I’ve taken on a new and very interesting piece of work this week. I met a great contact a few weeks ago who is currently doing some work with one of the Police Departments in California. Coming from a consultancy background, she is well placed to try and find a solution to a rather problematic staffing issue: 25% of the Department’s 800 strong workforce are eligible for retirement in the next 12 months. Options are now being explored to manage this problem and I have agreed to work with her to look at some potential solutions. As mentioned on my blog previously, there are something like 18,000 police agencies in the US, so it is an extremely competitive market place, in terms of both recruitment and retention of officers of the right calibre. The problems being experienced in this case are not unique, this article presents some really interesting findings from another department, Berkeley, that is experiencing similar problems:

Another interesting meeting (and lovely lunch) this week was with two gents who are behind one of the US’s key technology influencers: ELUCD. To quote their own website:

“Elucd helps leaders improve trust and safety through data. For the first time, city leaders can track the real-time pulse of how every neighborhood feels about trust and safety, and develop strategies for their improvement. Elucd measures how your residents feel about vital questions essential to running a city like whether they feel safe in their neighborhoods and how much they trust their local police”

Building upon technology that was used to drive Obama’s 2008 election campaign, Elucd are all about putting timely data in the hands of police leaders to understand the mood of local communities. The firm are growing at pace across the US. I would love to get this kind of approach into London too. We are speaking again next week so I can get a further demo of how their solution works. This article from the New York Times explains a bit more.

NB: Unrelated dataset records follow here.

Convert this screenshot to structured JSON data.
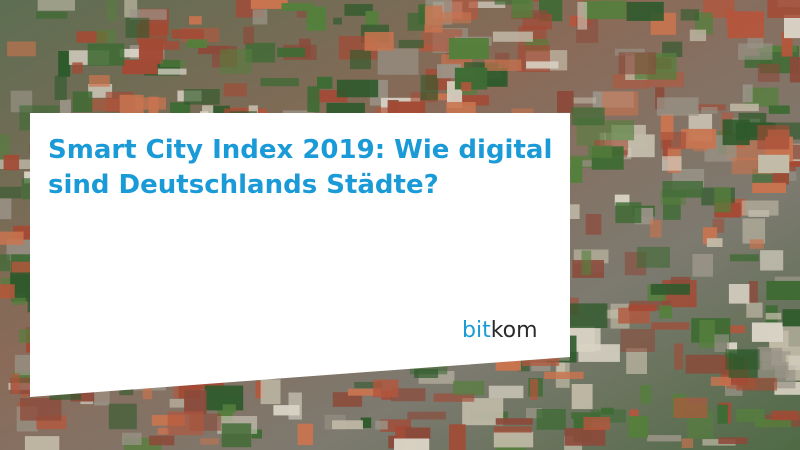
{
  "title": [
    "Smart City Index 2019: Wie digital",
    "sind Deutschlands Städte?"
  ],
  "logo": [
    "bit",
    "kom"
  ]
}
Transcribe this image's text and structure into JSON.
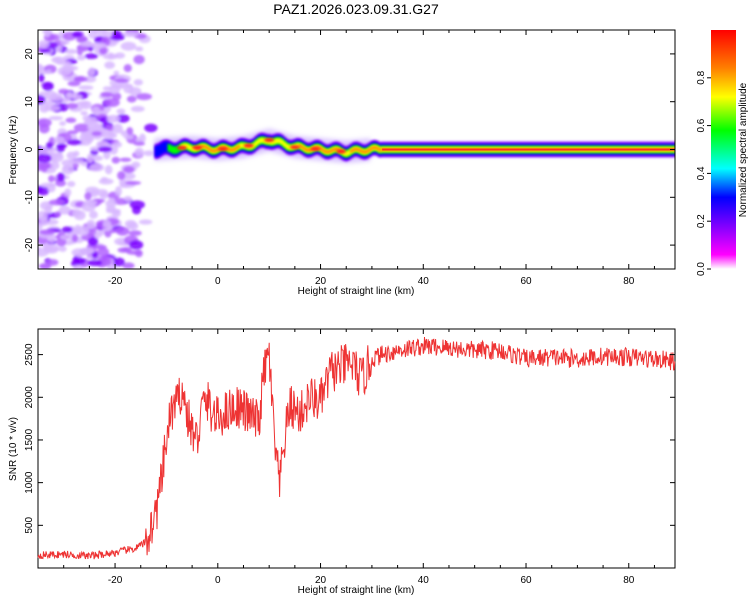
{
  "title": "PAZ1.2026.023.09.31.G27",
  "chart_data": [
    {
      "type": "heatmap",
      "xlabel": "Height of straight line (km)",
      "ylabel": "Frequency (Hz)",
      "xlim": [
        -35,
        89
      ],
      "ylim": [
        -25,
        25
      ],
      "x_ticks": [
        -20,
        0,
        20,
        40,
        60,
        80
      ],
      "y_ticks": [
        -20,
        -10,
        0,
        10,
        20
      ],
      "colorbar": {
        "label": "Normalized spectral amplitude",
        "range": [
          0,
          1
        ],
        "ticks": [
          0.0,
          0.2,
          0.4,
          0.6,
          0.8
        ],
        "tick_labels": [
          "0.0",
          "0.2",
          "0.4",
          "0.6",
          "0.8"
        ],
        "colors": [
          "#ffffff",
          "#ff00ff",
          "#8000ff",
          "#0000ff",
          "#00ffff",
          "#00ff00",
          "#ffff00",
          "#ff8000",
          "#ff0000"
        ]
      },
      "ridge": {
        "x": [
          -12,
          -5,
          0,
          5,
          10,
          15,
          20,
          25,
          30,
          40,
          60,
          89
        ],
        "freq_hz": [
          0,
          0.5,
          0,
          0.5,
          2,
          0.5,
          0,
          -0.5,
          0,
          0,
          0,
          0
        ],
        "peak_amplitude": [
          0.45,
          0.85,
          0.9,
          0.85,
          0.8,
          0.85,
          0.9,
          0.85,
          0.9,
          0.95,
          0.95,
          0.95
        ]
      },
      "noise_region_x": [
        -35,
        -12
      ]
    },
    {
      "type": "line",
      "xlabel": "Height of straight line (km)",
      "ylabel": "SNR (10 * v/v)",
      "xlim": [
        -35,
        89
      ],
      "ylim": [
        0,
        2800
      ],
      "x_ticks": [
        -20,
        0,
        20,
        40,
        60,
        80
      ],
      "y_ticks": [
        500,
        1000,
        1500,
        2000,
        2500
      ],
      "series": [
        {
          "name": "SNR",
          "color": "#ee3333",
          "x": [
            -35,
            -30,
            -25,
            -20,
            -16,
            -14,
            -12,
            -11,
            -10,
            -9,
            -8,
            -7,
            -6,
            -5,
            -4,
            -3,
            -2,
            -1,
            0,
            2,
            4,
            6,
            8,
            9,
            10,
            11,
            12,
            13,
            14,
            16,
            18,
            20,
            22,
            24,
            26,
            28,
            30,
            32,
            35,
            40,
            45,
            50,
            55,
            60,
            65,
            70,
            75,
            80,
            85,
            89
          ],
          "y": [
            150,
            160,
            140,
            180,
            230,
            300,
            650,
            1000,
            1500,
            1850,
            1900,
            2100,
            1800,
            1600,
            1500,
            1900,
            1950,
            1800,
            1750,
            1850,
            1900,
            1800,
            1700,
            2300,
            2500,
            1500,
            950,
            1500,
            1900,
            1800,
            2000,
            1950,
            2300,
            2350,
            2400,
            2200,
            2450,
            2500,
            2550,
            2600,
            2580,
            2550,
            2550,
            2450,
            2470,
            2450,
            2480,
            2470,
            2450,
            2420
          ]
        }
      ]
    }
  ]
}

That’s about it for this week. It seems Christmas week is a little different on this side of the pond, the Uni is closed on the 24th and the 25th, so I am going to take my two ‘bank holidays’ on Monday and Tuesday, then get back to it on Wednesday. I hadn’t realised that Boxing Day wasn’t a thing over here. On our rather limited budget, the plan is for a walk around Central Park on Christmas morning, followed by burgers for lunch and Mary Poppins at the Cinema in the evening. No port. No cheese. No turkey. It’s going to be rather a different Christmas! Whatever you’re doing – enjoy.